Yani ümmetin ittifakıyla kesinleşmiş olan bu konuda tartışmaya kalkan Hak huzurunda da halk huzurunda da rezil olur.
Usul açısından tanımı:
Namazın sebebi: Vakittir (beş namaz ve Cuma için) öbürleri, başka sebep veya illete bağlıdır.
Farzıyyetinin şartı: İslam-Akıl-Büluğ.
Rükünleri: Tahrime, kıyam, kıraat, rüku, secde, ka’de.
Eda şartları: Hadesten taharet, necasetten taharet, setr-i avret, vakit, kıble, niyet.
Hükmü: Zimmetin düşmesi (ödevi yapma) ahiret sevabı.
Sıfatı: Farz, vacip, sünnet, (farz-ı ayn, farz-ı kifaye, vacip liaynihi, vacip li gayrihi) olabilir..

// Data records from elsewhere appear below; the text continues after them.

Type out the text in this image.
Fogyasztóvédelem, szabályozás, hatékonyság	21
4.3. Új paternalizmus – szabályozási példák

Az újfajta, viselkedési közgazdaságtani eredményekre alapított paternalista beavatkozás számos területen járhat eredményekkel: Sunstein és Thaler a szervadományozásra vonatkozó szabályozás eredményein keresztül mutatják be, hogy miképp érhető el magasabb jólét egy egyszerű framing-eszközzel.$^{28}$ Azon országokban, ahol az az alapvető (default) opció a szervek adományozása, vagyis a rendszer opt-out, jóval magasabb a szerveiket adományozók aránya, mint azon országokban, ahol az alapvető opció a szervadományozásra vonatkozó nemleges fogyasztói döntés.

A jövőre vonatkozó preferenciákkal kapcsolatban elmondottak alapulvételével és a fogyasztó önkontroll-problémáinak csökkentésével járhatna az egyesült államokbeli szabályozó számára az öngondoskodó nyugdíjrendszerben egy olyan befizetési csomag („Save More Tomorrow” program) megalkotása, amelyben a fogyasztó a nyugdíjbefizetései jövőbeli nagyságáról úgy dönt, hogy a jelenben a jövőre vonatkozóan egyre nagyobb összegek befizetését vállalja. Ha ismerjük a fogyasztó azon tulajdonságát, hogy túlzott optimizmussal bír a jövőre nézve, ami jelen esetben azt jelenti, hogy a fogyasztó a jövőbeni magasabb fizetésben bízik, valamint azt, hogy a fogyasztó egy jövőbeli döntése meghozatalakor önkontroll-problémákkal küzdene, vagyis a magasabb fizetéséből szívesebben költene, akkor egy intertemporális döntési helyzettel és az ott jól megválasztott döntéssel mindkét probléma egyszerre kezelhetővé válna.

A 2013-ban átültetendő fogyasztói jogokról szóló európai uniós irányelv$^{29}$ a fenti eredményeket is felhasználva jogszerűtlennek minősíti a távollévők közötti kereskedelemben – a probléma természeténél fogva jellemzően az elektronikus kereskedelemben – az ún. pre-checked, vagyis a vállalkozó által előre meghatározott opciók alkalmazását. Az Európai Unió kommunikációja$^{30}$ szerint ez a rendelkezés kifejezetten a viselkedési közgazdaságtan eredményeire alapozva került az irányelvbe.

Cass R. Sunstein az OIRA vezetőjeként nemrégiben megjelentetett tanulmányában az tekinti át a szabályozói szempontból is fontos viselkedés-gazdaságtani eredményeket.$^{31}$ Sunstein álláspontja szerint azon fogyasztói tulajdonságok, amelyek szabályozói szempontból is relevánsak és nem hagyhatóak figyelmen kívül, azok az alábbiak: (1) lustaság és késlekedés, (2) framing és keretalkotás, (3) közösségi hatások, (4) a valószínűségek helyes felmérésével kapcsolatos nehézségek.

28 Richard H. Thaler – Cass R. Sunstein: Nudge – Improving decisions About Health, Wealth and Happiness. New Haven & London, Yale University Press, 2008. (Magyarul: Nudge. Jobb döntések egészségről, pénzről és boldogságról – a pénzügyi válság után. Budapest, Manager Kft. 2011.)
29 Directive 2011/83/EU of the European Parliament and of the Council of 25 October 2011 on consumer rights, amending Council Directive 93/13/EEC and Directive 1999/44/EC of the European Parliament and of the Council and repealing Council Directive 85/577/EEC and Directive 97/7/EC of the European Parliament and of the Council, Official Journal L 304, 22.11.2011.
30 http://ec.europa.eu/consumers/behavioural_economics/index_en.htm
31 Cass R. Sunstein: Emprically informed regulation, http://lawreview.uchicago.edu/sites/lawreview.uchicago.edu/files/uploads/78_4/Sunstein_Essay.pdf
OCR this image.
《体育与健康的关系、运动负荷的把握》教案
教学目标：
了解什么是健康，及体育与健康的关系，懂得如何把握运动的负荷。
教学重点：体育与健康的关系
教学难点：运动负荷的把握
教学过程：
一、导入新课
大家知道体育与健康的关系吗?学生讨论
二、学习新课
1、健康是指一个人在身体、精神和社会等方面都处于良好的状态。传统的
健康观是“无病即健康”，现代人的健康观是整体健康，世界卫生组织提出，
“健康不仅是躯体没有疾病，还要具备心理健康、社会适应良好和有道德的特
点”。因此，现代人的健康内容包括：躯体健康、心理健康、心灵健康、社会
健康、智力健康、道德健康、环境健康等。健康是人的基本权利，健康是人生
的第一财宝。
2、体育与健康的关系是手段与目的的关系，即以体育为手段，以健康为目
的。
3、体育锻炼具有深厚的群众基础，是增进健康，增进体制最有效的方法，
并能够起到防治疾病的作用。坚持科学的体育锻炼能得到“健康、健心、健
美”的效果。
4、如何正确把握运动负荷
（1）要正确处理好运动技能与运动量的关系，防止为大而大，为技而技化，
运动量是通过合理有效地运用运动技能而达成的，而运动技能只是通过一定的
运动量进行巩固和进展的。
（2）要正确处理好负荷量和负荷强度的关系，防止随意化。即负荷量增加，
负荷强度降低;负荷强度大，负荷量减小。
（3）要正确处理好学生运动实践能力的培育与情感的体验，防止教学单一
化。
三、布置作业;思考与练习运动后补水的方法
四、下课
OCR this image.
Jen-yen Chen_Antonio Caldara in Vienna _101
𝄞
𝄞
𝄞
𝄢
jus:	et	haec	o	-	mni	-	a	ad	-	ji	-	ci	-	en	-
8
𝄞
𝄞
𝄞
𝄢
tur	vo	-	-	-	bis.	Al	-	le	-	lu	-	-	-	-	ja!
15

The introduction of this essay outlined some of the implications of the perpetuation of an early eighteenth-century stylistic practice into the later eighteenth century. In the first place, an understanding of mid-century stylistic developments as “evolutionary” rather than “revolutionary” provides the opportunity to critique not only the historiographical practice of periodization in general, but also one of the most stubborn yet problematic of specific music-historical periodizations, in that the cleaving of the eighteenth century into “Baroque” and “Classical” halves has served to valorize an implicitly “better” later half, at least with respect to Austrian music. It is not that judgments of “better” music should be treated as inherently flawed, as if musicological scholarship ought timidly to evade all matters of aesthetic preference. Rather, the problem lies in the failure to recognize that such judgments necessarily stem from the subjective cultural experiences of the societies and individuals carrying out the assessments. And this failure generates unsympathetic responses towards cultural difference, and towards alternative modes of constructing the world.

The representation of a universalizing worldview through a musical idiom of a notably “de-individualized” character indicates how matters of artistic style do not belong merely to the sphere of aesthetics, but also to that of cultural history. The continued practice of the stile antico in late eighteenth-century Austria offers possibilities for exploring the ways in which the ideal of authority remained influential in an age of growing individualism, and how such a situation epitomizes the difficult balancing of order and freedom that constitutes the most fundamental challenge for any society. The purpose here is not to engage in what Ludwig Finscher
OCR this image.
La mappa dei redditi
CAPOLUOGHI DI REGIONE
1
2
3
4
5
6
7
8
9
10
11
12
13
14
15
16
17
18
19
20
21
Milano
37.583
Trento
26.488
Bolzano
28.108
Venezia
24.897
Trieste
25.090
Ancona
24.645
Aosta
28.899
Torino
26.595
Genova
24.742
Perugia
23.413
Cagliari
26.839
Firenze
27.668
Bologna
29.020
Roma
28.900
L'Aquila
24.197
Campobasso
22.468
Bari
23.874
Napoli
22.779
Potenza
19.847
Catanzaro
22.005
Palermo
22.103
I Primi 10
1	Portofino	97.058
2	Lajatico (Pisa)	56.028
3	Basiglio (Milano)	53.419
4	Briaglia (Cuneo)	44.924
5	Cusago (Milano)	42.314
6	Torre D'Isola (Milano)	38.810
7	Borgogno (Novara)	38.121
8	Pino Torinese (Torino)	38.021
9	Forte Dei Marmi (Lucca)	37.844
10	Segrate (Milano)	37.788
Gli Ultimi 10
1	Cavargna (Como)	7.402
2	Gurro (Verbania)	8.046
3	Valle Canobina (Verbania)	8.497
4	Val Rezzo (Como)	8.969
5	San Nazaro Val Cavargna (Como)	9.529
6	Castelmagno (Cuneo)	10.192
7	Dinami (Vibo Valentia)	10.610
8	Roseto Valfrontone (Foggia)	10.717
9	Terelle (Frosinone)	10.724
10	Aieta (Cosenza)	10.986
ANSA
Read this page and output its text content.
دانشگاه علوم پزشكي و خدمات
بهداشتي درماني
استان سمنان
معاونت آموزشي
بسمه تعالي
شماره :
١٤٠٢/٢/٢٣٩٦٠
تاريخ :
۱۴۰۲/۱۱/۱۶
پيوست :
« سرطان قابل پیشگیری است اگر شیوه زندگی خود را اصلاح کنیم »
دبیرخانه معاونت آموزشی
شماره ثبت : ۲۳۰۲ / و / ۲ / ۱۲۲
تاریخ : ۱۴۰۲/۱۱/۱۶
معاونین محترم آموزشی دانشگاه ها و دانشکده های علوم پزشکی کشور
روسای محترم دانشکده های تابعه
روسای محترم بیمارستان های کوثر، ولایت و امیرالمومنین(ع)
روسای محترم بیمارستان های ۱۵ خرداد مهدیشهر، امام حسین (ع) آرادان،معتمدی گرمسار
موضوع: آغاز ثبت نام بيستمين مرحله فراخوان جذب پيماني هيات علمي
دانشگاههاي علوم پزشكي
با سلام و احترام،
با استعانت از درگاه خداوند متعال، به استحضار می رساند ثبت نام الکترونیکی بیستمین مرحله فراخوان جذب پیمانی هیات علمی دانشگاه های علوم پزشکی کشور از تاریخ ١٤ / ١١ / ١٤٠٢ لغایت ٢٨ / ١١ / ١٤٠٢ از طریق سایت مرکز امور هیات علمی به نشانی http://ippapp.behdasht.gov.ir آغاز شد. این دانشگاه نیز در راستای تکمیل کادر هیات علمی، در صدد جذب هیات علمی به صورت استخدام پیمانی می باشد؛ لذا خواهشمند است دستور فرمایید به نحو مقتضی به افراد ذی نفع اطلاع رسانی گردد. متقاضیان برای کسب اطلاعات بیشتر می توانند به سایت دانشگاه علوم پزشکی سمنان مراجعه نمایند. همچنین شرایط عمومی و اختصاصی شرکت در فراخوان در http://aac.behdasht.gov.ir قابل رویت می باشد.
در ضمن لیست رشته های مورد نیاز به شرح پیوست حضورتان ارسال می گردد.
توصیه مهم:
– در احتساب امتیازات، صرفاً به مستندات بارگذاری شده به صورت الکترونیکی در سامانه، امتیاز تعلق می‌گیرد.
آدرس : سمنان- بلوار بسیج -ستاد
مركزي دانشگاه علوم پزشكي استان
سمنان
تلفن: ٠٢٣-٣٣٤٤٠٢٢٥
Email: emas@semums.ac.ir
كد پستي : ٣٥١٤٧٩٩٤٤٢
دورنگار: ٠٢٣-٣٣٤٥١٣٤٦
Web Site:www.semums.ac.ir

Vakitler: Fecr-i sadık, zeval, gölgelerin iki kat olması, grup ve şafak.
Çeşitleri: Beş vakit, Vitr, Cuma, Bayram, Cenaze, Küsuf, Husuf, Teravih, Seferi, Hacet, ve Korku namazı ile Tahiyyatül Mescid,.
Uyarıcı ilkeler:
“Namaz fahşa ve münkerden vazgeçirir.” (Ankebut: 45)
“Namazda gücünüzün yettiği kadar Kur’an okuyun.” (Müzzemmil: 20)
“Namaz dinin direğidir.” (Hadis-Beyhaki)+ Keşfu’l-Hafa: 2/162.
“Namazı, ben kılarken benden gördüğünüz gibi kılın.” (Tecrid-i Sarih: 2/586)
“Fatihasız namaz, namaz değildir.” (Tac: 1/458, 59, 61)
Ta’dîl-i erkânı; sahih bir kılınış:
Ebu Hureyre’den:
“Peygamber (a.s) mescide girdi, peşinden bir adam da girdi ve namaz kıldıktan sonra Rasule (a.s) selam verdi. O da selamını aldı, ve:
“Git namazını kıl, çünkü sen kılmadın, buyurdu.
Adam kılıp geldi, selam verince”
Dön namazı tekrar kıl çünkü kılmadın dedi. Adamı bu şekilde üç kere döndürünce, iltica etti:
“Seni hak olarak gönderene yemin olsun ki, daha mükemmelini bilip yapamam” dedi. Bunun üzerine Rasul (a.s)
- Namaza kalkınca tekbir al.
-Sonra Kur’an’dan gücün yettiğince oku.
- Sonra tam rüku yap. Sonra doğrul, tam anlamıyla dur.
- Sonra tatmin edici secde yap. Sonra otur, tam anlamıyla.
- Tekrar secde yap,tam anlamıyla.
- Ve bütün namazını böyle yap.” (Buhari, Müslim, Ebu Davud, Tirmizi, Nesâi)
Son hadis-i şerif namazın doğru kılınışını vermiştir.
Namazın övgüsüne gerek olmaz. Çünkü mümin (özellikle) beş vakit kendini yeniliyor; hazırlayıp Hakkın huzuruna çıkıyor. Rasul (a.s)’ın “Gözümün nuru” dediği ameldir. Mümin gününü böylece beş zamanlı bir dua programıyla yürütüyor. Her secdede –mi’râc eder gibi- kendini huzura teslim ediyor. Proğramlı bir hayat ve fasılalı bir günlük…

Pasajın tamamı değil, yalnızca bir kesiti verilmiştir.